S41A-4448:
P diving wave tomography using ambient noise recorded at Long Beach
Thursday, 18 December 2014
Nori Nakata1, Jason P Chang1 and Jesse Fisher Lawrence2, (1)Stanford University, Stanford, CA, United States, (2)Stanford University, Los Altos Hills, CA, United States
Abstract:
We retrieve P diving waves by applying seismic interferometry to ambient noise records observed at Long Beach, California, and invert travel times of these waves to estimate 3D P-wave velocity structure. The ambient noise is recorded by a 2D dense and large network (2500 receivers with 100-m spacing) at Long Beach, CA. In contrast from surface-wave extraction, body-wave extraction is much harder for surface acquisition because body-wave energy is smaller than surface waves.
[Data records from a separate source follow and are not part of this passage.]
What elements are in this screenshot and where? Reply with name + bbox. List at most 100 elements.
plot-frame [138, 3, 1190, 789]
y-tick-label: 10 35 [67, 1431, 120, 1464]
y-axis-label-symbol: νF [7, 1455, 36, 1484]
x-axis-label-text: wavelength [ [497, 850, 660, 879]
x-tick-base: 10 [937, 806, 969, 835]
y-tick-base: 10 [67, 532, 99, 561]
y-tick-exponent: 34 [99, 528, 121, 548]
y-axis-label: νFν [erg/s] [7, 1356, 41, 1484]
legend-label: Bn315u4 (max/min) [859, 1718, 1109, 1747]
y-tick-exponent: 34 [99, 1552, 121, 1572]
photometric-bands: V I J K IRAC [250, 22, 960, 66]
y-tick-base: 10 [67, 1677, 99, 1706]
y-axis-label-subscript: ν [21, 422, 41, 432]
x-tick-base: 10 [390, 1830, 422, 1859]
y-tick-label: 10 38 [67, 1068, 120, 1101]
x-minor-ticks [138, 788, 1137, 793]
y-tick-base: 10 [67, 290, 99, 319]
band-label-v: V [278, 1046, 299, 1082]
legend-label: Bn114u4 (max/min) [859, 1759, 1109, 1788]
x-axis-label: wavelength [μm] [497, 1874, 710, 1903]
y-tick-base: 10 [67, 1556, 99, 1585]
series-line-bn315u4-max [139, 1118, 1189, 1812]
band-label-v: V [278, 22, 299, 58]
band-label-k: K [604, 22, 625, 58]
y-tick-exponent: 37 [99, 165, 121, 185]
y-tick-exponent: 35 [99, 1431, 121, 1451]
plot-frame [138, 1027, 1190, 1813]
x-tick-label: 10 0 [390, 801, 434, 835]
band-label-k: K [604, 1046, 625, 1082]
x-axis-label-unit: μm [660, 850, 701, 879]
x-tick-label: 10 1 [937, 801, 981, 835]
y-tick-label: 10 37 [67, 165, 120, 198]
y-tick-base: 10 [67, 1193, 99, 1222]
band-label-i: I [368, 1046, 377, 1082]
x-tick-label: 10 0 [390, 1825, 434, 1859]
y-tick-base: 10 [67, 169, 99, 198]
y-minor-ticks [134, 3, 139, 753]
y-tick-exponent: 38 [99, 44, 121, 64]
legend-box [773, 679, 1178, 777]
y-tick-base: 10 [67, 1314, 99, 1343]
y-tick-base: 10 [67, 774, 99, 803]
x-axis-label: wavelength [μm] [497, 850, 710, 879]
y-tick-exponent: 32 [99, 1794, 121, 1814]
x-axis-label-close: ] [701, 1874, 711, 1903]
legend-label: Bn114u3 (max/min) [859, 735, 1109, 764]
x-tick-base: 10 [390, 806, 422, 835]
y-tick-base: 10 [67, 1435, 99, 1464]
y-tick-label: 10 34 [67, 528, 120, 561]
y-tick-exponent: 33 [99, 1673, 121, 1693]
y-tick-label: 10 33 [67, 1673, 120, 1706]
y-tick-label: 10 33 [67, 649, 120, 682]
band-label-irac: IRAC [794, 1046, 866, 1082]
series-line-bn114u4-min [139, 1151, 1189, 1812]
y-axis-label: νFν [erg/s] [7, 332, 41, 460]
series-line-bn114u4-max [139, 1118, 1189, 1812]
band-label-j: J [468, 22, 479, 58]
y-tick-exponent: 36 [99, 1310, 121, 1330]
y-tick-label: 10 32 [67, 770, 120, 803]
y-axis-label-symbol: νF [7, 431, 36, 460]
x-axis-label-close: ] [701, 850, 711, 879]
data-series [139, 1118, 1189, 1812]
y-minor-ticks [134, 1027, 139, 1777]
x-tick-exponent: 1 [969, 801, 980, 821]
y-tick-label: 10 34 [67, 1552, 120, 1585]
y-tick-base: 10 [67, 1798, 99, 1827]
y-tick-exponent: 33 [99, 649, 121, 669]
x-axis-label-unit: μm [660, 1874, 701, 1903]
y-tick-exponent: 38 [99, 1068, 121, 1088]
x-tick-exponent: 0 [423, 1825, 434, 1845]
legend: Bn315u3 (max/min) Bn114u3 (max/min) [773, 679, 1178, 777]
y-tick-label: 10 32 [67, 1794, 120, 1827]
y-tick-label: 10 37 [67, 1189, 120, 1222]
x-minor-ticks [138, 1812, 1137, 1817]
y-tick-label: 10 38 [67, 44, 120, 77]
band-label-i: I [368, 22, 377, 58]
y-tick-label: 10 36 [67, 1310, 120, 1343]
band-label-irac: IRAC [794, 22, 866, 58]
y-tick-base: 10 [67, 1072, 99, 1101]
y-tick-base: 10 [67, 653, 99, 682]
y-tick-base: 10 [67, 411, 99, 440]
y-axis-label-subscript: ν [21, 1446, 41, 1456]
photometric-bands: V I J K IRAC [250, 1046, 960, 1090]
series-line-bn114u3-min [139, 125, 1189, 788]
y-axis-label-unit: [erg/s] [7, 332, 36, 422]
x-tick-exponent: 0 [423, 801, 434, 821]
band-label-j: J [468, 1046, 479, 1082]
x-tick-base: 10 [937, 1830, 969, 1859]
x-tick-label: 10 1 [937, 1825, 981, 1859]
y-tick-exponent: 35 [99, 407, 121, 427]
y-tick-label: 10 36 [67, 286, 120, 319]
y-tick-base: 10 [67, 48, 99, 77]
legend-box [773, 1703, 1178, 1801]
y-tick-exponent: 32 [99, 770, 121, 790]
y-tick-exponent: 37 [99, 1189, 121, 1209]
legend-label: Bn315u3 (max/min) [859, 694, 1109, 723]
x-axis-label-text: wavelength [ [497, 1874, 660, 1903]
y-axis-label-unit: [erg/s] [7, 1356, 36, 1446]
The crosscorrelation functions at a receiver pair obtained from ambient-noise data does not show clear body waves. Although we can reconstruct body waves when we stack correlation functions over all receiver pairs, we need to extract body waves at each receiver pair separately for imaging spatial heterogeneity of subsurface structure. Therefore, we employ two filters, which isolate body-wave energy and enhance signal-to-noise ratio, after correlation to seek body waves between single receiver pairs. After these steps, we can reconstruct clear body waves from each virtual source. As an application of using extracted body waves, we estimate 3D P-wave velocities with travel-time tomography. The velocities estimated from body waves are much higher resolution than those from surface waves.